Am I alone in wanting the car to be noisier in terms of engine sound and exhaust (but not rubber)? What's with all this turning the soundaktor off? Isn't this part of the fun of it?!

Sent from AutoGuide.com Free App


----------



## R_TTS (Mar 16, 2016)

sherry13 said:


> Am I alone in wanting the car to be noisier in terms of engine sound and exhaust (but not rubber)? What's with all this turning the soundaktor off? Isn't this part of the fun of it?!


I'd definitely like the engine and exhaust sound to be noisier, but not artificially generated. A good engine/exhaust sound really adds to the excitement of driving for me. I could do without the DSG fart though, which sounds awful IMO.

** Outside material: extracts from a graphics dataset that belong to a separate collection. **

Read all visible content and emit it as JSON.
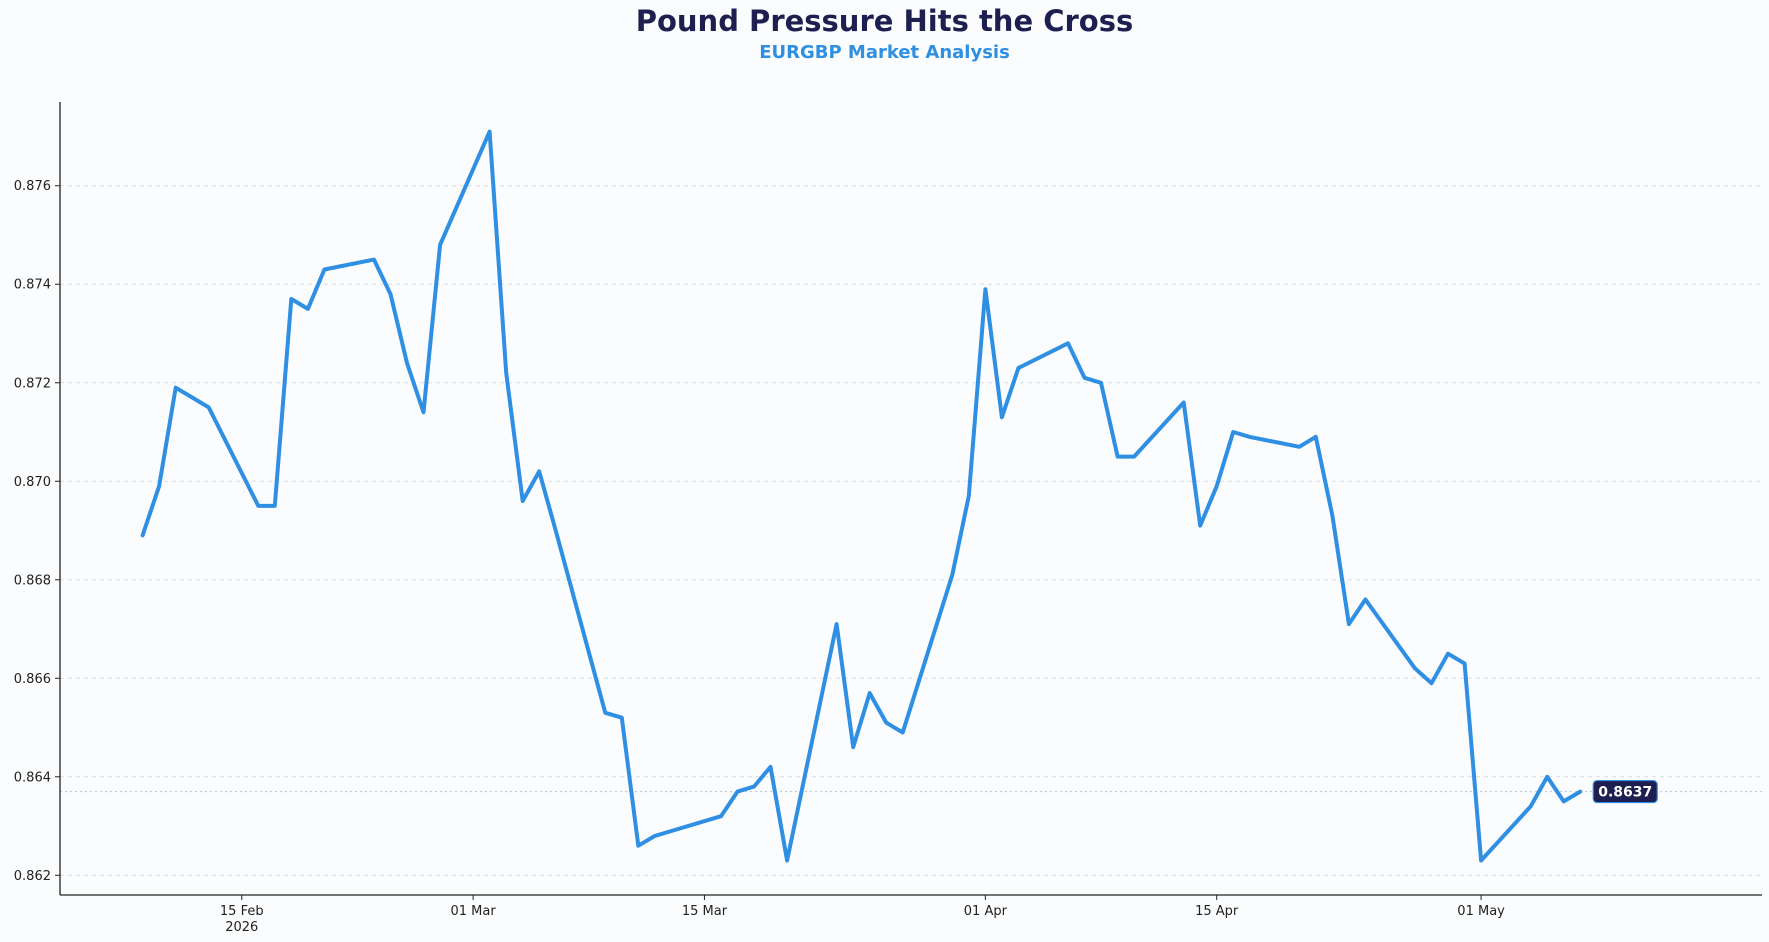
{
  "chart_data": {
    "type": "line",
    "title": "Pound Pressure Hits the Cross",
    "subtitle": "EURGBP Market Analysis",
    "xlabel": "",
    "ylabel": "",
    "ylim": [
      0.8616,
      0.8777
    ],
    "xlim": [
      "2026-02-04",
      "2026-05-18"
    ],
    "grid": "horizontal-dashed",
    "legend": "none",
    "line_color": "#2f8fe3",
    "y_ticks": [
      "0.862",
      "0.864",
      "0.866",
      "0.868",
      "0.870",
      "0.872",
      "0.874",
      "0.876"
    ],
    "x_ticks": [
      {
        "date": "2026-02-15",
        "label": "15 Feb",
        "sublabel": "2026"
      },
      {
        "date": "2026-03-01",
        "label": "01 Mar",
        "sublabel": ""
      },
      {
        "date": "2026-03-15",
        "label": "15 Mar",
        "sublabel": ""
      },
      {
        "date": "2026-04-01",
        "label": "01 Apr",
        "sublabel": ""
      },
      {
        "date": "2026-04-15",
        "label": "15 Apr",
        "sublabel": ""
      },
      {
        "date": "2026-05-01",
        "label": "01 May",
        "sublabel": ""
      }
    ],
    "last_value_label": "0.8637",
    "last_value": 0.8637,
    "series": [
      {
        "x": [
          "2026-02-09",
          "2026-02-10",
          "2026-02-11",
          "2026-02-12",
          "2026-02-13",
          "2026-02-16",
          "2026-02-17",
          "2026-02-18",
          "2026-02-19",
          "2026-02-20",
          "2026-02-23",
          "2026-02-24",
          "2026-02-25",
          "2026-02-26",
          "2026-02-27",
          "2026-03-02",
          "2026-03-03",
          "2026-03-04",
          "2026-03-05",
          "2026-03-06",
          "2026-03-09",
          "2026-03-10",
          "2026-03-11",
          "2026-03-12",
          "2026-03-13",
          "2026-03-16",
          "2026-03-17",
          "2026-03-18",
          "2026-03-19",
          "2026-03-20",
          "2026-03-23",
          "2026-03-24",
          "2026-03-25",
          "2026-03-26",
          "2026-03-27",
          "2026-03-30",
          "2026-03-31",
          "2026-04-01",
          "2026-04-02",
          "2026-04-03",
          "2026-04-06",
          "2026-04-07",
          "2026-04-08",
          "2026-04-09",
          "2026-04-10",
          "2026-04-13",
          "2026-04-14",
          "2026-04-15",
          "2026-04-16",
          "2026-04-17",
          "2026-04-20",
          "2026-04-21",
          "2026-04-22",
          "2026-04-23",
          "2026-04-24",
          "2026-04-27",
          "2026-04-28",
          "2026-04-29",
          "2026-04-30",
          "2026-05-01",
          "2026-05-04",
          "2026-05-05",
          "2026-05-06",
          "2026-05-07"
        ],
        "values": [
          0.8689,
          0.8699,
          0.8719,
          0.8717,
          0.8715,
          0.8695,
          0.8695,
          0.8737,
          0.8735,
          0.8743,
          0.8745,
          0.8738,
          0.8724,
          0.8714,
          0.8748,
          0.8771,
          0.8722,
          0.8696,
          0.8702,
          0.869,
          0.8653,
          0.8652,
          0.8626,
          0.8628,
          0.8629,
          0.8632,
          0.8637,
          0.8638,
          0.8642,
          0.8623,
          0.8671,
          0.8646,
          0.8657,
          0.8651,
          0.8649,
          0.8681,
          0.8697,
          0.8739,
          0.8713,
          0.8723,
          0.8728,
          0.8721,
          0.872,
          0.8705,
          0.8705,
          0.8716,
          0.8691,
          0.8699,
          0.871,
          0.8709,
          0.8707,
          0.8709,
          0.8693,
          0.8671,
          0.8676,
          0.8662,
          0.8659,
          0.8665,
          0.8663,
          0.8623,
          0.8634,
          0.864,
          0.8635,
          0.8637
        ]
      }
    ]
  }
}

Opinion based of test drives and online audio so far, so hoping I'll like the noise more once I finally take delivery.


----------



## EvilTed (Feb 5, 2016)

R_TTS said:


> sherry13 said:
> 
> 
> > Am I alone in wanting the car to be noisier in terms of engine sound and exhaust (but not rubber)? What's with all this turning the soundaktor off? Isn't this part of the fun of it?!
> ...


I like the fart. It's one of the things that made me grin on the test-drive. Artificial or not.

Horses for courses as always but hopefully you'll enjoy it more when you have your own. I believe you can reduce the trumping on gear shift by not selecting dynamic for one of the settings and making that your individual setup. I'm not sure if that means you also dial down throttle response or anything else though so you may get less fart but also less fun?


----------



## can_quattro (Jun 11, 2009)

Just to clarify, the DSG fart is not produced by the soundaktor, that is quite real.
Soundaktor only affects what you hear inside the car.


----------



## The Yeoman (Mar 31, 2016)

EvilTed said:


> R_TTS said:
> 
> 
> > sherry13 said:
> ...


The farting is definitely more pronounced when you have the transmission in sport over regular drive mode


----------



## MarcF-TT (Jun 14, 2011)

EvilTed said:


> I like the fart. It's one of the things that made me grin on the test-drive.


True story, I wasn't going to get another TT however had a spare day in Dubai and ended up booking a driving experience. They had regular MK3 TT's and it made the DSG change sound while on track which made me grin a lot. I was surprised when they said the cars weren't modified in any way!

Happy with it on my TTS!


----------